In a Tuesday Weblog entry, Alex Kochis, senior product manager in the Windows Genuine Advantage group, said the WGA team has been studying its WGA operations and processes and will handle future WGA issues more efficiently than it has in the past.
WGA has been a source of much frustration for users since it was launched in 2005, and recent incidents have fanned the flames of WGA loathing among Microsoft's customers and partners.
In January, Microsoft acknowledged that WGA had mistakenly identified more than half a million Windows users as software pirates. Then in August, the validation scheme for Windows XP and Vista angered thousands of users by flagging legitimate versions of the OS as pirated, and causing some Vista users' copies to enter reduced functionality mode.
Microsoft blamed the August WGA incident on human error resulting from pre-production code being sent to production servers, which caused the servers to reject valid activation and validation requests.
However, there still appears to be some murkiness around the August incident. On Tuesday, Kochis characterized the August glitch as a "temporary service outage", but in an August 28 post, he wrote that "it's important to clarify that this event was not an outage."
The WGA team has changed the way it rolls out updates to the back-end servers and has also been shoring up the infrastructure on which WGA is based.
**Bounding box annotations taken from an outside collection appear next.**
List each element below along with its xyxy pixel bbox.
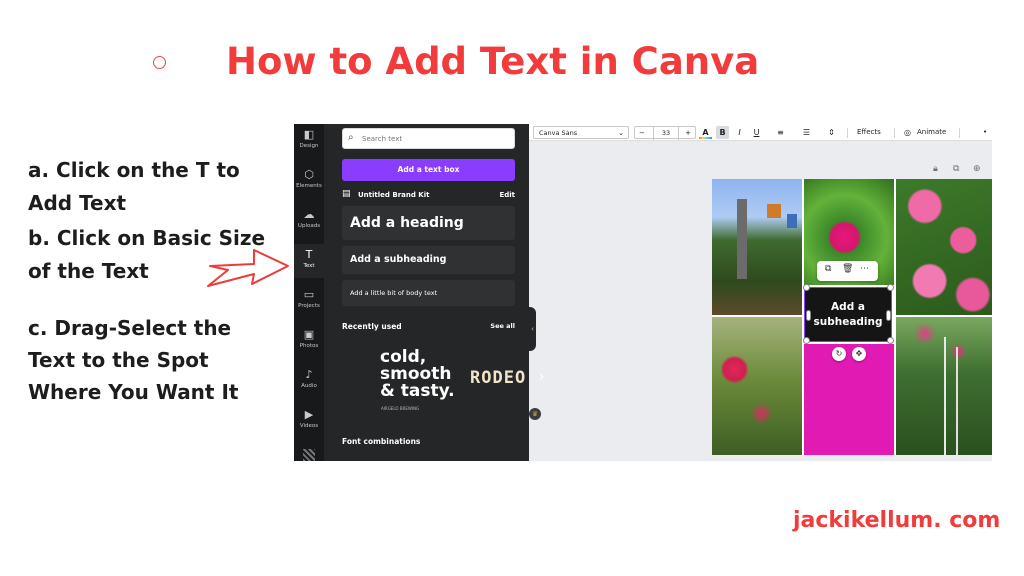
- element-context-menu: ⧉ 🗑︎ ⋯: [817, 261, 878, 281]
- brand-kit-icon: ▤: [342, 189, 351, 199]
- corner-handle[interactable]: [803, 284, 810, 291]
- add-heading-button[interactable]: Add a heading: [342, 206, 515, 240]
- search-input[interactable]: [362, 133, 502, 145]
- spacing-icon[interactable]: ⇕: [825, 126, 838, 139]
- increase-size-button[interactable]: +: [685, 127, 691, 140]
- uploads-icon: ☁: [303, 208, 315, 221]
- brand-kit-edit-link[interactable]: Edit: [499, 191, 515, 199]
- recently-used-heading: Recently used: [342, 322, 402, 331]
- animate-button[interactable]: Animate: [917, 126, 946, 139]
- italic-button[interactable]: I: [733, 126, 746, 139]
- sidebar-item-videos[interactable]: ▶ Videos: [294, 408, 324, 434]
- font-card-line: & tasty.: [380, 381, 455, 401]
- align-center-icon[interactable]: ≡: [774, 126, 787, 139]
- add-body-text-button[interactable]: Add a little bit of body text: [342, 280, 515, 306]
- bold-button[interactable]: B: [716, 126, 729, 139]
- more-options-icon[interactable]: •: [983, 126, 987, 139]
- page-title: How to Add Text in Canva: [226, 40, 760, 83]
- corner-handle[interactable]: [803, 337, 810, 344]
- sidebar-item-label: Projects: [298, 303, 320, 309]
- editor-toolbar: Canva Sans ⌄ − 33 + A B I U ≡ ☰ ⇕ Effect…: [529, 124, 992, 141]
- more-apps-icon[interactable]: [303, 449, 315, 461]
- magenta-block[interactable]: [804, 344, 894, 455]
- animate-icon: ◎: [904, 128, 911, 137]
- sidebar-item-photos[interactable]: ▣ Photos: [294, 328, 324, 354]
- font-family-value: Canva Sans: [539, 129, 578, 137]
- effects-button[interactable]: Effects: [857, 126, 881, 139]
- sidebar-item-elements[interactable]: ⬡ Elements: [294, 168, 324, 194]
- photo-garden-birdhouse[interactable]: [712, 179, 802, 315]
- collapse-panel-handle[interactable]: ‹: [529, 307, 536, 351]
- chevron-right-icon[interactable]: ›: [539, 369, 545, 385]
- brand-kit-row: ▤ Untitled Brand Kit Edit: [342, 189, 515, 202]
- font-family-dropdown[interactable]: Canva Sans ⌄: [533, 126, 629, 139]
- sidebar-item-label: Audio: [301, 383, 317, 389]
- resize-handle-right[interactable]: [886, 310, 891, 321]
- list-icon[interactable]: ☰: [800, 126, 813, 139]
- move-icon[interactable]: ✥: [852, 347, 866, 361]
- photo-rose-trellis[interactable]: [896, 317, 992, 455]
- videos-icon: ▶: [304, 408, 314, 421]
- sidebar-item-label: Text: [303, 263, 315, 269]
- audio-icon: ♪: [305, 368, 313, 381]
- more-options-icon[interactable]: ⋯: [860, 264, 869, 274]
- sidebar-item-audio[interactable]: ♪ Audio: [294, 368, 324, 394]
- corner-handle[interactable]: [887, 284, 894, 291]
- add-subheading-button[interactable]: Add a subheading: [342, 246, 515, 274]
- instruction-c: c. Drag-Select the Text to the Spot Wher…: [28, 316, 239, 404]
- lock-icon[interactable]: 🔒︎: [933, 164, 938, 174]
- font-card-cold-smooth-tasty[interactable]: cold, smooth & tasty.: [380, 349, 455, 400]
- add-text-box-button[interactable]: Add a text box: [342, 159, 515, 181]
- crown-icon: ♛: [529, 408, 541, 420]
- sidebar-item-label: Uploads: [297, 223, 321, 229]
- folder-icon: ▭: [303, 288, 315, 301]
- photo-pink-roses[interactable]: [896, 179, 992, 315]
- instruction-a: a. Click on the T to Add Text: [28, 158, 240, 215]
- decrease-size-button[interactable]: −: [639, 127, 645, 140]
- chevron-down-icon: ⌄: [618, 129, 624, 137]
- sidebar-rail: ◧ Design ⬡ Elements ☁ Uploads T Text ▭ P…: [294, 124, 324, 461]
- font-size-value[interactable]: 33: [653, 127, 679, 140]
- text-panel: ⌕ Add a text box ▤ Untitled Brand Kit Ed…: [324, 124, 545, 461]
- toolbar-divider: [959, 128, 960, 138]
- elements-icon: ⬡: [304, 168, 314, 181]
- photo-red-flowers[interactable]: [712, 317, 802, 455]
- corner-handle[interactable]: [887, 337, 894, 344]
- sidebar-item-label: Videos: [299, 423, 319, 429]
- sidebar-item-label: Photos: [299, 343, 319, 349]
- font-card-rodeo[interactable]: RODEO: [470, 368, 526, 388]
- font-card-subtext: AIRGELO BREWING: [381, 406, 420, 411]
- toolbar-divider: [847, 128, 848, 138]
- pointer-arrow-icon: [207, 249, 289, 287]
- sidebar-item-design[interactable]: ◧ Design: [294, 128, 324, 154]
- search-box[interactable]: ⌕: [342, 128, 515, 149]
- resize-handle-left[interactable]: [806, 310, 811, 321]
- see-all-link[interactable]: See all: [490, 322, 515, 330]
- website-url: jackikellum. com: [793, 508, 1001, 533]
- duplicate-page-icon[interactable]: ⧉: [953, 164, 959, 174]
- add-page-icon[interactable]: ⊕: [973, 164, 981, 174]
- selected-text-element[interactable]: Add a subheading: [804, 287, 892, 342]
- sidebar-item-projects[interactable]: ▭ Projects: [294, 288, 324, 314]
- font-combinations-heading: Font combinations: [342, 437, 421, 446]
- sidebar-item-label: Design: [299, 143, 319, 149]
- search-icon: ⌕: [348, 132, 354, 143]
- photos-icon: ▣: [303, 328, 315, 341]
- text-icon: T: [305, 248, 313, 261]
- trash-icon[interactable]: 🗑︎: [842, 264, 853, 274]
- sidebar-item-text[interactable]: T Text: [294, 244, 324, 278]
- sidebar-item-uploads[interactable]: ☁ Uploads: [294, 208, 324, 234]
- toolbar-divider: [894, 128, 895, 138]
- font-size-stepper[interactable]: − 33 +: [634, 126, 696, 140]
- rotate-icon[interactable]: ↻: [832, 347, 846, 361]
- sidebar-item-label: Elements: [296, 183, 322, 189]
- canva-screenshot: ◧ Design ⬡ Elements ☁ Uploads T Text ▭ P…: [294, 124, 992, 461]
- copy-icon[interactable]: ⧉: [825, 264, 831, 274]
- text-color-button[interactable]: A: [699, 126, 712, 139]
- underline-button[interactable]: U: [750, 126, 763, 139]
- design-icon: ◧: [303, 128, 315, 141]
- brand-kit-label: Untitled Brand Kit: [358, 191, 430, 199]
- decorative-circle-icon: [153, 56, 166, 69]
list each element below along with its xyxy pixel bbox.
In addition to revamping its monitoring of WGA servers, Microsoft is also implementing 24x7 customer support and phone based technical support to its North American customers, Kochis wrote.
In addition, Microsoft will make software piracy analysis tools like the Get Genuine Kit for Windows XP available to customers in a more speedy fashion, so that customers who've inadvertently bought illegal copies of Windows can get legal, according to Kochis.
"We want to build more trust in WGA by earning the trust of our customers every day," Kochis wrote.